IMRT delivers a single dose of radiation through collimators — hundreds of tiny radiation beam-shaping devices, the National Cancer Institute points out. The collimators may be stationary, or they may be programmed to move during IMRT in order to change the intensity of the radiation beams, allowing different areas of a tumor or nearby tissues to receive different amounts of radiation.
Although most treatment sessions with intensity modulated radiotherapy take only between 10 and 30 minutes, you will need multiple sessions. If you undergo IMRT for breast cancer, you’ll likely have a treatment five days a week for several weeks. However, the total number of IMRT sessions depends on your specific case, including the type of cancer you have and the size and location of the tumor.
Although IMRT is painless, skin exposed to any radiation treatment sometimes develops the itchy, dry, discolored condition known as radiation dermatitis. Most skin reactions slowly resolve after radiation therapy ends.

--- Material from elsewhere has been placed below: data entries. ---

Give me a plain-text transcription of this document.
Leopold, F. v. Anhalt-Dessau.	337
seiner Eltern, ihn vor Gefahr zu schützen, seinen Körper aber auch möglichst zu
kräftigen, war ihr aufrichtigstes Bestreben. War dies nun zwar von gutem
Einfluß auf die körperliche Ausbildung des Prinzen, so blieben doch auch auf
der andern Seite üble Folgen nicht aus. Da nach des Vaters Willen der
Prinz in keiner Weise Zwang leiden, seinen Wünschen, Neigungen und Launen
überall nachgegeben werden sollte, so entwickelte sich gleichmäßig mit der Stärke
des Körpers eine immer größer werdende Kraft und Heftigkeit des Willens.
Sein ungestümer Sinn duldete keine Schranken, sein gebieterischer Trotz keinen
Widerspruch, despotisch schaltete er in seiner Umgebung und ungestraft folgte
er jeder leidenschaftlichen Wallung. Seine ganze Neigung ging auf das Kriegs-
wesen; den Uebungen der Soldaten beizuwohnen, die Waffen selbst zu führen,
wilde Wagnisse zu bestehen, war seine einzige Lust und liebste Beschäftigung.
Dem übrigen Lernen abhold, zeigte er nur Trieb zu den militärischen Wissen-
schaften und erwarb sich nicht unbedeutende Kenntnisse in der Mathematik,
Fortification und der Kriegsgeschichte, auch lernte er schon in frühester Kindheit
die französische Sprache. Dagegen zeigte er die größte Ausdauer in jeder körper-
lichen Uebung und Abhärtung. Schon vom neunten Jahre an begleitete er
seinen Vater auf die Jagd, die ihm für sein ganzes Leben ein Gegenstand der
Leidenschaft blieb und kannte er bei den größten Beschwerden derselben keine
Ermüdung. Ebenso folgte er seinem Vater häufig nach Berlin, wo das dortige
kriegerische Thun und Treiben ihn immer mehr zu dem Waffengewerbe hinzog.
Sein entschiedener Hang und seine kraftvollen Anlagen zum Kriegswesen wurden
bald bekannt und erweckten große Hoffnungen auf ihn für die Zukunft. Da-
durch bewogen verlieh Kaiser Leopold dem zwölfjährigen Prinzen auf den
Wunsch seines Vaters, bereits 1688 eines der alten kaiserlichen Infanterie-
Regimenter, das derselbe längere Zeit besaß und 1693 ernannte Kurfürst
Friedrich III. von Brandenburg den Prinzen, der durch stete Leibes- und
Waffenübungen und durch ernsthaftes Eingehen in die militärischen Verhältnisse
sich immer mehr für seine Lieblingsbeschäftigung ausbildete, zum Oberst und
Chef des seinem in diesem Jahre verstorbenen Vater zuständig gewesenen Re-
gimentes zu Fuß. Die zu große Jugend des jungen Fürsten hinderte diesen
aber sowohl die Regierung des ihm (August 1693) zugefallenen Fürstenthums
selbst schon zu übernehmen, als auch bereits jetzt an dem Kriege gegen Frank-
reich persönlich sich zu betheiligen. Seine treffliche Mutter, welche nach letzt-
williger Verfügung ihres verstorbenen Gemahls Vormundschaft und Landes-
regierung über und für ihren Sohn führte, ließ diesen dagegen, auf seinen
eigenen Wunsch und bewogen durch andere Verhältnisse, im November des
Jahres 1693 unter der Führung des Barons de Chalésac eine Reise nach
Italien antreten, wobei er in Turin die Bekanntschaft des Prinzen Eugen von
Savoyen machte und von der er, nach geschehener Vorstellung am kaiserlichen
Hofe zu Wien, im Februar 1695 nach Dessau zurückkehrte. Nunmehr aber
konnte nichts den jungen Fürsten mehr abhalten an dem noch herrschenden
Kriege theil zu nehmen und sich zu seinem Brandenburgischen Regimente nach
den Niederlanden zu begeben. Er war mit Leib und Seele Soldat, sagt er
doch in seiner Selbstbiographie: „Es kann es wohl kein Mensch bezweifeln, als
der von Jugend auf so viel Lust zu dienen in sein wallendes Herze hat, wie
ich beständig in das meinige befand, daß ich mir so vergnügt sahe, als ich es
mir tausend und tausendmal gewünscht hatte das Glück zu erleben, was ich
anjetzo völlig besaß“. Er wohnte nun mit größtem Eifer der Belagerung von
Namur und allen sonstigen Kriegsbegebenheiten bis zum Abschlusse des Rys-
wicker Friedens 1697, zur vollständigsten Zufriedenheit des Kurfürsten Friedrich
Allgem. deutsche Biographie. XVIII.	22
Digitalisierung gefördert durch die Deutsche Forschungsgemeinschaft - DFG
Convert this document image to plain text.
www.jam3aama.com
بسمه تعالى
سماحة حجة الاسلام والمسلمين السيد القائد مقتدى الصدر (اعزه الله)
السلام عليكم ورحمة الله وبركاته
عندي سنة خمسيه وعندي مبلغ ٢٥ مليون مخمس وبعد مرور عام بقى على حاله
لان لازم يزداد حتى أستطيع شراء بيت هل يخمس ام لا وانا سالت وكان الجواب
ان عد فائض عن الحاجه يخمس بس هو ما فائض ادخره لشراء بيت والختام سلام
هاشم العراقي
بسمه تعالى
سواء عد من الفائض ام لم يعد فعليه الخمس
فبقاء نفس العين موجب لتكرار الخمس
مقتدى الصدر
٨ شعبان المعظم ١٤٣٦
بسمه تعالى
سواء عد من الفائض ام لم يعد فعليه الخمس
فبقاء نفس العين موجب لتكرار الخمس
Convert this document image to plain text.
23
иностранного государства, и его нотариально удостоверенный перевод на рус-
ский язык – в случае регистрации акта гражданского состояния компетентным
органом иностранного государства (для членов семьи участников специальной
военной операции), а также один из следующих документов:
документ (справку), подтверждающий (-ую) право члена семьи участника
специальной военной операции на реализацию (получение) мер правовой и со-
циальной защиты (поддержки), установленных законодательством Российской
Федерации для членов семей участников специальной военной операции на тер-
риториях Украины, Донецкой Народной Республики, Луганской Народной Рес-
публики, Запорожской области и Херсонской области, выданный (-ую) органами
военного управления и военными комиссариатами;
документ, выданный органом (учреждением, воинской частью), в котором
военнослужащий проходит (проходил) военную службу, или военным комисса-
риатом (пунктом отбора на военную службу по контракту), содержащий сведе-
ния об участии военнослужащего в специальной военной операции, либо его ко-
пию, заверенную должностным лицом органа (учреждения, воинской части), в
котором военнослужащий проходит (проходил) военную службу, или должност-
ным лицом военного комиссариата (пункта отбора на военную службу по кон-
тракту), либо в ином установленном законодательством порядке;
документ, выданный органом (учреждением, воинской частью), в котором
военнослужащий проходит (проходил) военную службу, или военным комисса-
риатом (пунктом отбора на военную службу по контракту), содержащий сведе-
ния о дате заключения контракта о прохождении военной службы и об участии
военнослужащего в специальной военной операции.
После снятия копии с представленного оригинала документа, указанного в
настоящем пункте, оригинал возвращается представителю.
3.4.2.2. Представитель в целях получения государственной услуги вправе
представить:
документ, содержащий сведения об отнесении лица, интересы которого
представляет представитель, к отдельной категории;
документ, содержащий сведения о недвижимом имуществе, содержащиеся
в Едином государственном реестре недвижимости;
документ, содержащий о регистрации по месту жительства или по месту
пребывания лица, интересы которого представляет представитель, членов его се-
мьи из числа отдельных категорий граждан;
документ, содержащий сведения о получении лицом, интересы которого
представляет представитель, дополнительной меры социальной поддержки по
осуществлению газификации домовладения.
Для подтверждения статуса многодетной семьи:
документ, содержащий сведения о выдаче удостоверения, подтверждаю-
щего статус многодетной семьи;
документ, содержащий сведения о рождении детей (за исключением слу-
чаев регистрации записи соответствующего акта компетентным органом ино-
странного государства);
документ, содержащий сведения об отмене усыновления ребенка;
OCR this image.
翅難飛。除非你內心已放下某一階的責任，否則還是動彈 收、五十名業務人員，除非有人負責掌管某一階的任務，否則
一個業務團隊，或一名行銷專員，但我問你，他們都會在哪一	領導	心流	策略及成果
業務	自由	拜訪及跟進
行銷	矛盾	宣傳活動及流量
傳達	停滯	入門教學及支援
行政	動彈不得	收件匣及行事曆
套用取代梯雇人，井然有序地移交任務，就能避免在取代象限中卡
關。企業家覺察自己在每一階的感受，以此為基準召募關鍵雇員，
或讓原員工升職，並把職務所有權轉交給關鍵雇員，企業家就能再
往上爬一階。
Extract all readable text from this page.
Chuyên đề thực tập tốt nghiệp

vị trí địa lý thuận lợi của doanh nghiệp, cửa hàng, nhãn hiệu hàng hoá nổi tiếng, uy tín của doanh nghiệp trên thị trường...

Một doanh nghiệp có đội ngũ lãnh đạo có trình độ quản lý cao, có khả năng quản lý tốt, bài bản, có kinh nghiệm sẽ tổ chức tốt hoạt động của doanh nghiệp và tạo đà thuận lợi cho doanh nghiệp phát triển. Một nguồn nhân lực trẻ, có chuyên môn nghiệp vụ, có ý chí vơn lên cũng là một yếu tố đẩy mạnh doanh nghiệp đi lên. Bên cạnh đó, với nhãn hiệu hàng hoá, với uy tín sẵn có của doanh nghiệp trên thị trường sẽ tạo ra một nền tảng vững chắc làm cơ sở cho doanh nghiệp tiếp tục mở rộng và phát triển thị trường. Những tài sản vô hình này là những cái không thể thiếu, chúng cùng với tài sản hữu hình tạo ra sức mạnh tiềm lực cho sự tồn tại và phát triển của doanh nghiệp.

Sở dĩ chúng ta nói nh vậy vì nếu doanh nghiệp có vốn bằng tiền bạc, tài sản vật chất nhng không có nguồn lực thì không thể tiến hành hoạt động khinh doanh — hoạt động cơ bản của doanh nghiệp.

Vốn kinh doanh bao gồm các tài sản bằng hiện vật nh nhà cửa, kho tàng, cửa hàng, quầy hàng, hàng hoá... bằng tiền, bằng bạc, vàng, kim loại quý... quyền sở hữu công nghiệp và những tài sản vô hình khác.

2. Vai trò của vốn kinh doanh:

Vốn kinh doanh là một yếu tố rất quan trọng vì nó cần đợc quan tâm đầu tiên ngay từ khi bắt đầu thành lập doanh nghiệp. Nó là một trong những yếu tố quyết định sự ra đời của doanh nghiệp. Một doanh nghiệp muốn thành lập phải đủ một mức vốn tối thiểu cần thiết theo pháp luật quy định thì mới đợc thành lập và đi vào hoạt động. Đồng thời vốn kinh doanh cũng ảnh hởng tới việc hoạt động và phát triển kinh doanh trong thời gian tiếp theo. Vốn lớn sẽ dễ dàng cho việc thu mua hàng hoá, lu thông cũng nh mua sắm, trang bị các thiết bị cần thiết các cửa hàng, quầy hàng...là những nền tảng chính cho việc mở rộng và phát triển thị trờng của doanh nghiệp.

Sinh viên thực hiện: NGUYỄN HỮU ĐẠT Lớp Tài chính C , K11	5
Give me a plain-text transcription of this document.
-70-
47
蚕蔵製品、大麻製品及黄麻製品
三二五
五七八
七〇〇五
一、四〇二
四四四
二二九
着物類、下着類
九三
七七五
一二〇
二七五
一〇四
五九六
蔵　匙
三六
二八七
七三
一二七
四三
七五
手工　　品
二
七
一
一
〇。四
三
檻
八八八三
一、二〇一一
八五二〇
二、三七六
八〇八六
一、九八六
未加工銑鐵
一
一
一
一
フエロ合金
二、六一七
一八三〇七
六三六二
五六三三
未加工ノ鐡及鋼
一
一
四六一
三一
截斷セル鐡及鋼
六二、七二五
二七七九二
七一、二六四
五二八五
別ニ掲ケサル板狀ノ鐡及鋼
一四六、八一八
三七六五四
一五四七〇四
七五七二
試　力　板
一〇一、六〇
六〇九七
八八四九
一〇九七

But IMRT may reduce or prevent the occurrence of radiation-linked skin problems in many breast cancer patients. A follow-up study of more than a thousand patients who underwent IMRT for breast cancer found a significant reduction in skin side effects.
“Analyzing the results five years after treatment, we saw significant benefits in patients who had received IMRT,” said researcher Charlotte Coles, M.D., from Addenbrooke’s Hospital Oncology Center in Cambridge, UK. “We saw that fewer patients in the IMRT group developed skin telangiectasia (dilated blood vessels near the surface of the skin), and the overall cosmetic effect in the breast was better.”